Provided by Kaggle

Team Member Julian Liu, Thomas Rapstine, Hoang Tran, Rong Lu, Jayde Thompson, Arun Kaashyap Arunachalam


With this project, we will not write python code. Instead, we will discuss and learn by running completed code scripts from Kagglers. This project is about some fundamental classification methods in machine learning. It is a great way to discover machine learning from a bird’s-eye view. Only basic Python knowledge required. Feel free to join us through Slack.


In this competition, Kagglers will develop models capable of classifying mixed patterns of proteins in microscope images. The Human Protein Atlas will use these models to build a tool integrated with their smart-microscopy system to identify a protein’s location(s) from a high-throughput image.

Proteins are “the doers” in the human cell, executing many functions that together enable life. Historically, classification of proteins has been limited to single patterns in one or a few cell types, but in order to fully understand the complexity of the human cell, models must classify mixed patterns across a range of different human cells.

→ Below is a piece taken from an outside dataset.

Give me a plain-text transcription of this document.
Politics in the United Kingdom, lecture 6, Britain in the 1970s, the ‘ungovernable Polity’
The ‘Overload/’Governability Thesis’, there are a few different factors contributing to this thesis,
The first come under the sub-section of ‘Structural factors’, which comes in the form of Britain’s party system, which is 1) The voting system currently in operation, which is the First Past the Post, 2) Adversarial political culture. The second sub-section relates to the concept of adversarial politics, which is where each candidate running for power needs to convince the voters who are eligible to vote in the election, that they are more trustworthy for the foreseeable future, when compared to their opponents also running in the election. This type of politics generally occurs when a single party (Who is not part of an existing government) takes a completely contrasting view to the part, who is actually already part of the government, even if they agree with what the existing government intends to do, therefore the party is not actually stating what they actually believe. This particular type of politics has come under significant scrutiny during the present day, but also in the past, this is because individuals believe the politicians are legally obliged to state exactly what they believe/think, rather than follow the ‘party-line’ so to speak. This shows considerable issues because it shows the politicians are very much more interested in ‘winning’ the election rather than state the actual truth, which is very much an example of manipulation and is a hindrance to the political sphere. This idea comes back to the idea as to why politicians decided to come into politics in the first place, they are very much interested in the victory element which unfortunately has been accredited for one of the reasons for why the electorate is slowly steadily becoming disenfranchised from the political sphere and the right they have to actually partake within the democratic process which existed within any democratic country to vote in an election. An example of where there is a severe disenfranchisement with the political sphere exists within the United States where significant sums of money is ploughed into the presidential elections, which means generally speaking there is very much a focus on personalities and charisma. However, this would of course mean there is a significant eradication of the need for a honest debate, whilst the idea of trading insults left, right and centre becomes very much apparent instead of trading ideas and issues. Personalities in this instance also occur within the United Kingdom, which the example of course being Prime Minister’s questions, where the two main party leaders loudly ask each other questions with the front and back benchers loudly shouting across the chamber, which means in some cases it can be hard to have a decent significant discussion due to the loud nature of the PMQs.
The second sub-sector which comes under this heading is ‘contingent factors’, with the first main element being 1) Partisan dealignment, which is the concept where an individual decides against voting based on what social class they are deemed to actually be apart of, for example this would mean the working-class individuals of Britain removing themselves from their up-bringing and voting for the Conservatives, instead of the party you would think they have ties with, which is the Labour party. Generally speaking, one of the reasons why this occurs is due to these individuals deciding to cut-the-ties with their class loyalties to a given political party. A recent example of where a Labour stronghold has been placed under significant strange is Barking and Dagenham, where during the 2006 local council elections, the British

Images visualizing proteins in cells are commonly used for biomedical research, and these cells could hold the key for the next breakthrough in medicine. However, thanks to advances in high-throughput microscopy, these images are generated at a far greater pace than what can be manually evaluated. Therefore, the need is greater than ever for automating biomedical image analysis to accelerate the understanding of human cells and disease.

Nature Methods has indicated interest in considering a paper discussing the outcome and approaches of the challenge. The Human Protein Atlas team would like to invite top performing teams to join as co-authors in the writing of this paper.

Top performing teams will also be eligible to compete for the special prize. Additional information for both the special prize and co-authoring for Nature Methods will become available through the Discussion posts once the main competition is complete.


The Human Protein Atlas is a Sweden-based initiative aimed at mapping all human proteins in cells, tissues and organs. All the data in the knowledge resource is open access to allow anyone to pursue exploration of the human proteome. In a recent publication, the Human Protein Atlas team has demonstrated the promise of both citizen science and artificial intelligence approaches in describing the location of human proteins in images, however current results are yet to approach expert-level annotations (Sullivan et al, Nature Biotechnology, Oct 2018).